On March 2, 1933, 1,200 unemployed men from Seattle meet 800 police and vigilantes in Olympia. The protesters want the legislature to assess higher taxes on the rich, to end foreclosures, and to provide hot meals for their children. They demand that the city of Olympia "make every possible preparation for caring for and protecting the marchers." The city commissioners refuse and warn that the marchers enter Olympia "at their own risk" (Newell, 372).
Olympia authorities were told by a King County legislator that 50,000 hunger marchers would descend on the state capitol. The City beefed up its police force and were joined by a group calling itself the American Vigilantes of Thurston County. The vigilantes were told, "...nothing so swiftly sickens a mob as brutal, stomach-wrenching, soul-sickening force, swiftly, fearlessly and judiciously applied" (Berner, 322).

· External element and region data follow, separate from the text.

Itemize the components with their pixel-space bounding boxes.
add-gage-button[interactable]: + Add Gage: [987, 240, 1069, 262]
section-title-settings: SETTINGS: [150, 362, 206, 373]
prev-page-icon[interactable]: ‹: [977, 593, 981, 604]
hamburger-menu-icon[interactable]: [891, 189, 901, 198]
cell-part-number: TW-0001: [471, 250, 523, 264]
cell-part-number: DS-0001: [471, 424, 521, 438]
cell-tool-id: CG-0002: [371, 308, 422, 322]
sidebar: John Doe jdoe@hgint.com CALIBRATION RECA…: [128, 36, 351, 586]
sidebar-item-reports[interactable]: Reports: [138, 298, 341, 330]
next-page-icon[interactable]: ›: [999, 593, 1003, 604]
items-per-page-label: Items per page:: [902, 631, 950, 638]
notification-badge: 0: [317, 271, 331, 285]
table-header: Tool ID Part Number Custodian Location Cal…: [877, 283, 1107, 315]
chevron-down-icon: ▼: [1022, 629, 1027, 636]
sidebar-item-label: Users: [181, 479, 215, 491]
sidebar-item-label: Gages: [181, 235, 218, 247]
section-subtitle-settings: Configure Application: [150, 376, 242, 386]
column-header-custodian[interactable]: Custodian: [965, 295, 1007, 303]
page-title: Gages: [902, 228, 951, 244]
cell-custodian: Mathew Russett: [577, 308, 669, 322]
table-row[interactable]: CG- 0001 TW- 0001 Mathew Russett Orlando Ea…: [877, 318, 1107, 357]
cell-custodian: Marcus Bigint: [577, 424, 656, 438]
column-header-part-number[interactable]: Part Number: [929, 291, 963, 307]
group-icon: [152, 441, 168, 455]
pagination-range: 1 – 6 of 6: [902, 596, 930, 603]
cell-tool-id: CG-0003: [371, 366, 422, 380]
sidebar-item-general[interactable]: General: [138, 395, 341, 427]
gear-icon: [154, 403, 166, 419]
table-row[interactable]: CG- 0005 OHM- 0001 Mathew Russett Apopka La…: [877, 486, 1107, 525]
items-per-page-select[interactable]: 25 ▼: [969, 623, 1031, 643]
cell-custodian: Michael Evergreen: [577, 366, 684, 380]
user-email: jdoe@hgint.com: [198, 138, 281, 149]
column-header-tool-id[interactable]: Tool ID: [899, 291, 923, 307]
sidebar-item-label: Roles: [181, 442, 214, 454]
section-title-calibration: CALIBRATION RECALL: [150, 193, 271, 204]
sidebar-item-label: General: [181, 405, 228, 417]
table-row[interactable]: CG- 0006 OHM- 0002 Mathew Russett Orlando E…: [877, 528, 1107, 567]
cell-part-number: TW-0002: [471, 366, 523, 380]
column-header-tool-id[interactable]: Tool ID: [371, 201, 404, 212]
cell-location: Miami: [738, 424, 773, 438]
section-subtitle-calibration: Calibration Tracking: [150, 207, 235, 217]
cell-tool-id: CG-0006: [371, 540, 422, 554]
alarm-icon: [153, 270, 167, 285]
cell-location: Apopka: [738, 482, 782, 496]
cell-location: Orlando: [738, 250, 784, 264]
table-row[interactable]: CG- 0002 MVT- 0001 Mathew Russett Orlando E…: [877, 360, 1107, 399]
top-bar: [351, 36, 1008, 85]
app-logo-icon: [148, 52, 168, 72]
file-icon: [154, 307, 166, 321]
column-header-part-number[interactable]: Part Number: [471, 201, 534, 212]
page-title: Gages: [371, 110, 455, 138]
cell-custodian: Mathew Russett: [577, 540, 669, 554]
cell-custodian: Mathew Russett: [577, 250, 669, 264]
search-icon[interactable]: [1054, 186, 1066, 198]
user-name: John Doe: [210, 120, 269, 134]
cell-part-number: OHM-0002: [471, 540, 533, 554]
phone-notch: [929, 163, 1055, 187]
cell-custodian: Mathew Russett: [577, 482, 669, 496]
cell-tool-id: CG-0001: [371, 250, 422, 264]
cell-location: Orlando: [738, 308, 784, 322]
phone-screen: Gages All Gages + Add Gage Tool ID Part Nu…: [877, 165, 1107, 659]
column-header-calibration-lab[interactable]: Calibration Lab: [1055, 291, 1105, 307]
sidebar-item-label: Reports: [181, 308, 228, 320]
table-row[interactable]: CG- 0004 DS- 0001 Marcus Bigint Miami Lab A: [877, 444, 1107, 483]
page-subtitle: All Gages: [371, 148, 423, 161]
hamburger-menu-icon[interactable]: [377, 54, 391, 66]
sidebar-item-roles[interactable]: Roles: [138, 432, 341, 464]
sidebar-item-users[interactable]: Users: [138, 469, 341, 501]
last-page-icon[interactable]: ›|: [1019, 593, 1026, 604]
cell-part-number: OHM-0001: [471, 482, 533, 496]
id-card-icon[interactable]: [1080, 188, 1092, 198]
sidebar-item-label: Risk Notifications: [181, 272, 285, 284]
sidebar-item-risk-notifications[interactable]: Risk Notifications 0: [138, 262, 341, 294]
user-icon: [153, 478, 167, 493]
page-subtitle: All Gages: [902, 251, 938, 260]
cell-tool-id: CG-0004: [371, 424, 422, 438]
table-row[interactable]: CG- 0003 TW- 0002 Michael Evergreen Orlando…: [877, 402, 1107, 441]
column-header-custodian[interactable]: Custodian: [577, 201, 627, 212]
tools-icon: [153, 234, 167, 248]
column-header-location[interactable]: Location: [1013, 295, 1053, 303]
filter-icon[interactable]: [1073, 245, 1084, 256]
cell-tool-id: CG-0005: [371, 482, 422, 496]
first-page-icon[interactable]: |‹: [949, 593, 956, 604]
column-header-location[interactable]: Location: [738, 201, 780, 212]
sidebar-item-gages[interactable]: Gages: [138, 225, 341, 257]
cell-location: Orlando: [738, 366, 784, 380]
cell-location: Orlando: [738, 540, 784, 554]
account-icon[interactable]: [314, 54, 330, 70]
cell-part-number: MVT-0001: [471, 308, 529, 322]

The marchers arrived on foot and by automobile and were shuttled into Priest Point Park north of downtown where they spent the night in a downpour. Seattle legislator Warren D. Magnuson (1905-1989) helped obtain permission for women and children to sleep in the old state house, but could not get vacant stores opened for the men. The protesters spent the night in the rain surrounded by the police and the vigilantes.
The march on the capitol scheduled for 10 a.m. the next day did not come off. The sheriff ordered the park vacated because of the unsanitary conditions. The marchers slowly dispersed and there was no violence. The Highway Patrol reported that the road to Seattle was lined with out-of-gas vehicles.